That guy hasn't gone anywhere. I'm being cautious given the slightly different patient population (i.e. all anti-pd-1 non-responders) we're dealing with in the PISCES trial. I wasn't exactly impressed with the responses in the OMS-I102 Trial for actual anti-pd-1 nonresponders; however, patient selection was based on exhausted CD8 T cell levels and those patients who progressed had little to no detectable levels of these TILs. I don't think the PISCES trial will have so many patients with such low levels of CD8 T cells at baseline, but you just never know.
With that said, I am still very impressed with the PFS and DOR data as well as the depth of response (nearly every patient who responded eventually experienced a complete response). That is quite impressive.

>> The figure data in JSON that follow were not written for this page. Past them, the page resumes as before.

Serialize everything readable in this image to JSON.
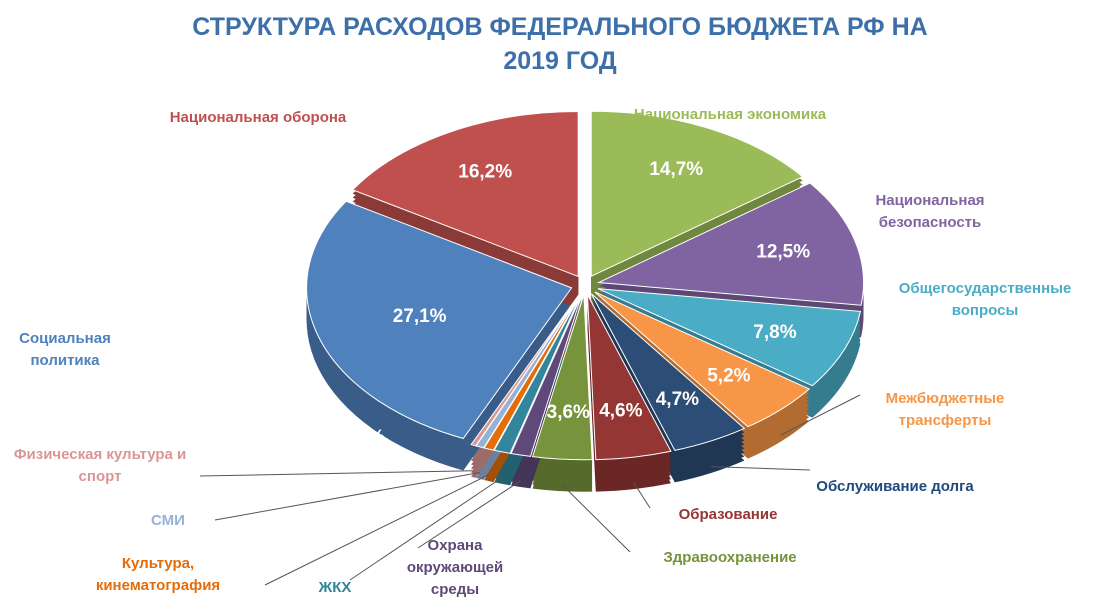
{
  "chart_data": {
    "type": "pie",
    "title": "СТРУКТУРА РАСХОДОВ ФЕДЕРАЛЬНОГО БЮДЖЕТА РФ НА 2019 ГОД",
    "categories": [
      "Национальная экономика",
      "Национальная безопасность",
      "Общегосударственные вопросы",
      "Межбюджетные трансферты",
      "Обслуживание долга",
      "Образование",
      "Здравоохранение",
      "Охрана окружающей среды",
      "ЖКХ",
      "Культура, кинематография",
      "СМИ",
      "Физическая культура и спорт",
      "Социальная политика",
      "Национальная оборона"
    ],
    "values": [
      14.7,
      12.5,
      7.8,
      5.2,
      4.7,
      4.6,
      3.6,
      1.2,
      1.0,
      0.6,
      0.5,
      0.3,
      27.1,
      16.2
    ],
    "value_labels": [
      "14,7%",
      "12,5%",
      "7,8%",
      "5,2%",
      "4,7%",
      "4,6%",
      "3,6%",
      null,
      null,
      null,
      null,
      null,
      "27,1%",
      "16,2%"
    ],
    "colors": [
      "#9bbb59",
      "#8064a2",
      "#4bacc6",
      "#f79646",
      "#2c4d75",
      "#943634",
      "#77933c",
      "#5f497a",
      "#31859c",
      "#e46c0a",
      "#95b3d7",
      "#d99694",
      "#4f81bd",
      "#c0504d"
    ],
    "annotations": [
      {
        "text": "3,6%"
      }
    ]
  }
}
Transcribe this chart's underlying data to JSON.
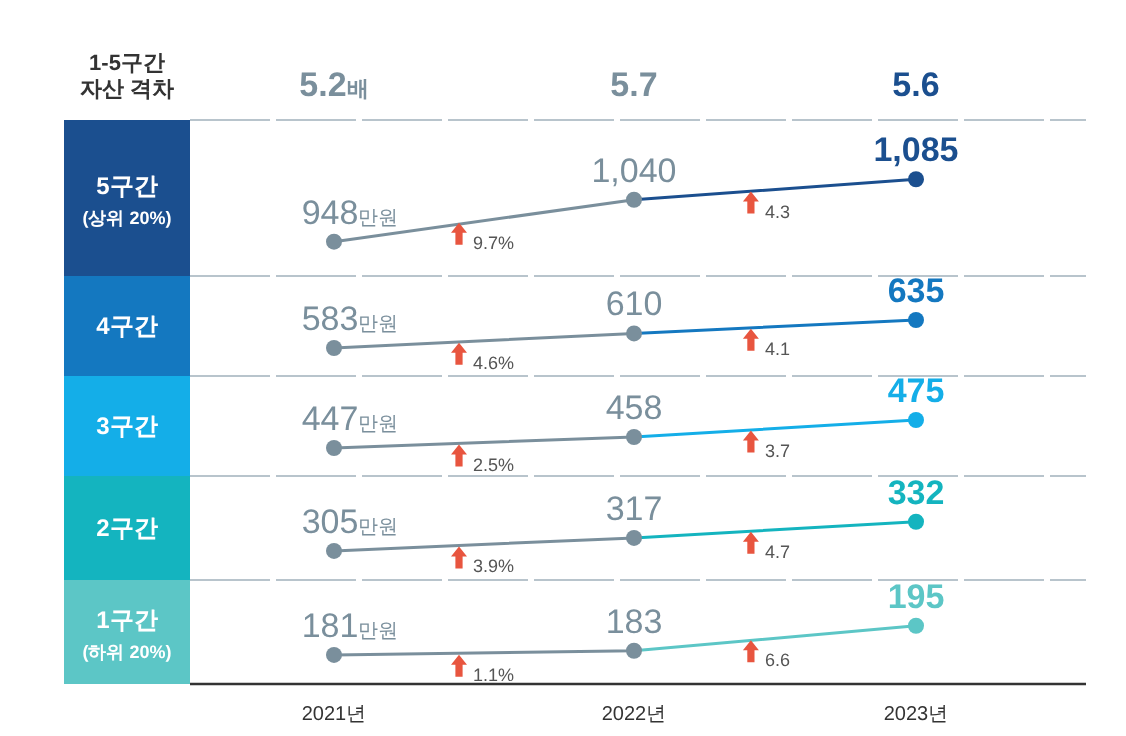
{
  "chart_data": [
    {
      "type": "other",
      "title": "1-5구간\n자산 격차",
      "annotations": [
        "5.2배",
        "5.7",
        "5.6"
      ]
    },
    {
      "type": "line",
      "title": "5구간",
      "subtitle": "(상위 20%)",
      "categories": [
        null,
        null,
        null
      ],
      "marker": "circle",
      "series": [
        {
          "color": "#1b4f8f",
          "values": [
            948,
            1040,
            1085
          ],
          "value_labels": [
            "948만원",
            "1,040",
            "1,085"
          ]
        }
      ],
      "annotations": [
        "9.7%",
        "4.3"
      ]
    },
    {
      "type": "line",
      "title": "4구간",
      "categories": [
        null,
        null,
        null
      ],
      "marker": "circle",
      "series": [
        {
          "color": "#1478c0",
          "values": [
            583,
            610,
            635
          ],
          "value_labels": [
            "583만원",
            "610",
            "635"
          ]
        }
      ],
      "annotations": [
        "4.6%",
        "4.1"
      ]
    },
    {
      "type": "line",
      "title": "3구간",
      "categories": [
        null,
        null,
        null
      ],
      "marker": "circle",
      "series": [
        {
          "color": "#14aee8",
          "values": [
            447,
            458,
            475
          ],
          "value_labels": [
            "447만원",
            "458",
            "475"
          ]
        }
      ],
      "annotations": [
        "2.5%",
        "3.7"
      ]
    },
    {
      "type": "line",
      "title": "2구간",
      "categories": [
        null,
        null,
        null
      ],
      "marker": "circle",
      "series": [
        {
          "color": "#14b4bf",
          "values": [
            305,
            317,
            332
          ],
          "value_labels": [
            "305만원",
            "317",
            "332"
          ]
        }
      ],
      "annotations": [
        "3.9%",
        "4.7"
      ]
    },
    {
      "type": "line",
      "title": "1구간",
      "subtitle": "(하위 20%)",
      "categories": [
        "2021년",
        "2022년",
        "2023년"
      ],
      "marker": "circle",
      "series": [
        {
          "color": "#5cc6c6",
          "values": [
            181,
            183,
            195
          ],
          "value_labels": [
            "181만원",
            "183",
            "195"
          ]
        }
      ],
      "annotations": [
        "1.1%",
        "6.6"
      ]
    }
  ]
}
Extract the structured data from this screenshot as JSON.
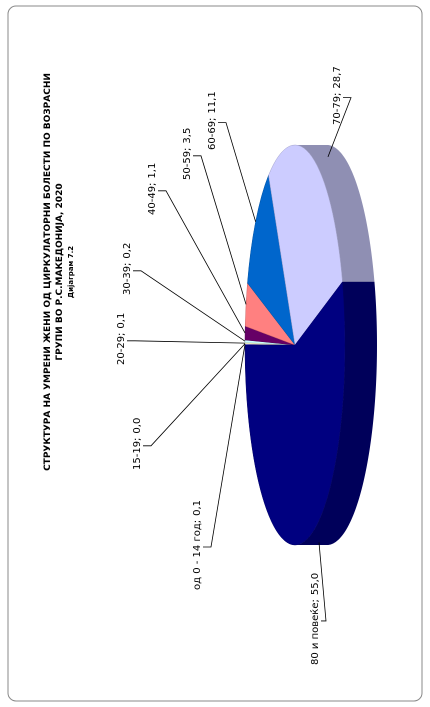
{
  "chart_data": {
    "type": "pie",
    "title": "СТРУКТУРА НА УМРЕНИ ЖЕНИ ОД ЦИРКУЛАТОРНИ БОЛЕСТИ ПО ВОЗРАСНИ",
    "subtitle": "ГРУПИ ВО Р.С.МАКЕДОНИЈА, 2020",
    "caption": "Дијаграм 7.2",
    "label_separator": ";",
    "categories": [
      "од 0 - 14 год",
      "15-19",
      "20-29",
      "30-39",
      "40-49",
      "50-59",
      "60-69",
      "70-79",
      "80 и повеќе"
    ],
    "values": [
      0.1,
      0.0,
      0.1,
      0.2,
      1.1,
      3.5,
      11.1,
      28.7,
      55.0
    ],
    "value_labels": [
      "0,1",
      "0,0",
      "0,1",
      "0,2",
      "1,1",
      "3,5",
      "11,1",
      "28,7",
      "55,0"
    ],
    "colors": [
      "#9999ff",
      "#993366",
      "#ffffcc",
      "#ccffff",
      "#660066",
      "#ff8080",
      "#0066cc",
      "#ccccff",
      "#000080"
    ]
  }
}
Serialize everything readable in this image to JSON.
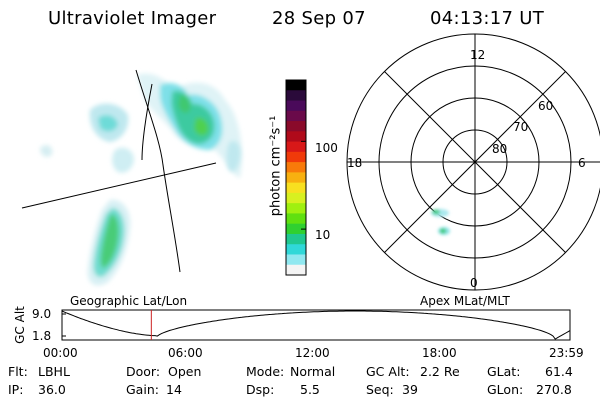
{
  "header": {
    "instrument": "Ultraviolet Imager",
    "date": "28 Sep 07",
    "time": "04:13:17 UT"
  },
  "left_panel": {
    "caption": "Geographic Lat/Lon"
  },
  "colorbar": {
    "label": "photon cm⁻²s⁻¹",
    "ticks": [
      "100",
      "10"
    ],
    "colors": [
      "#000000",
      "#2a0a3a",
      "#4a0a5a",
      "#6a0a4a",
      "#8a0a2a",
      "#b00a1a",
      "#d81818",
      "#f03a0a",
      "#f87a0a",
      "#f8b010",
      "#f8e020",
      "#d8f020",
      "#a0f010",
      "#60e010",
      "#30d030",
      "#20c890",
      "#30d8d8",
      "#90e8f0",
      "#f4f4f4"
    ],
    "log_range": [
      3,
      500
    ]
  },
  "right_panel": {
    "caption": "Apex MLat/MLT",
    "lat_labels": [
      "60",
      "70",
      "80"
    ],
    "mlt_labels": [
      "12",
      "18",
      "6",
      "0"
    ]
  },
  "timeline": {
    "ylabel": "GC Alt",
    "yticks": [
      "9.0",
      "1.8"
    ],
    "xticks": [
      "00:00",
      "06:00",
      "12:00",
      "18:00",
      "23:59"
    ],
    "current_time_hours": 4.22,
    "marker_color": "#cc2222"
  },
  "info": {
    "flt_label": "Flt:",
    "flt_value": "LBHL",
    "ip_label": "IP:",
    "ip_value": "36.0",
    "door_label": "Door:",
    "door_value": "Open",
    "gain_label": "Gain:",
    "gain_value": "14",
    "mode_label": "Mode:",
    "mode_value": "Normal",
    "dsp_label": "Dsp:",
    "dsp_value": "5.5",
    "gcalt_label": "GC Alt:",
    "gcalt_value": "2.2 Re",
    "seq_label": "Seq:",
    "seq_value": "39",
    "glat_label": "GLat:",
    "glat_value": "61.4",
    "glon_label": "GLon:",
    "glon_value": "270.8"
  }
}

I've been re-reviewing the available data from Oncosec's trials to better understand why some patients are responding to EP pIL-12 in combination with anti-pd-1 agents and others are not. I'm beginning to think that innate immunity (i.e. activation of NK cells) is the most critical immediate effect with EP pIL-12. These NK cells, once activated, "communicate" (through FLT3L) with dendritic cells. If these NK cells aren't already present or are insufficiently activated by IL-12, you probably won't observe an expansion in the number of antigen presenting cells, e.g. dendritic cells, due to insufficient FLT3L expression. Without adequate antigen presentation, CTLA-4 on Tregs can control downstream CTL activation (CD8 T cells, for example). Obviously, the ultimate goal is to generate sufficient numbers of tumor antigen-specific CTL in the tumor microenvironment, but the path to get there requires sufficient antigen presentation. If IL-12 can't do it alone in some patients, then the next best thing would be to bypass NK cell activation and directly produce FLT3L intratumorally or in tumor draining lymph nodes to expand the population of dendritic cells where they are needed most. In my opinion, this would diminish or eliminate local immune suppression caused by CTLA-4 on Tregs.
I believe ONCS is heading down that road - encoding both FLT3L and IL-12 on a single plasmid - with their first multigene product. Unfortunately, that still hasn't been clarified by the company.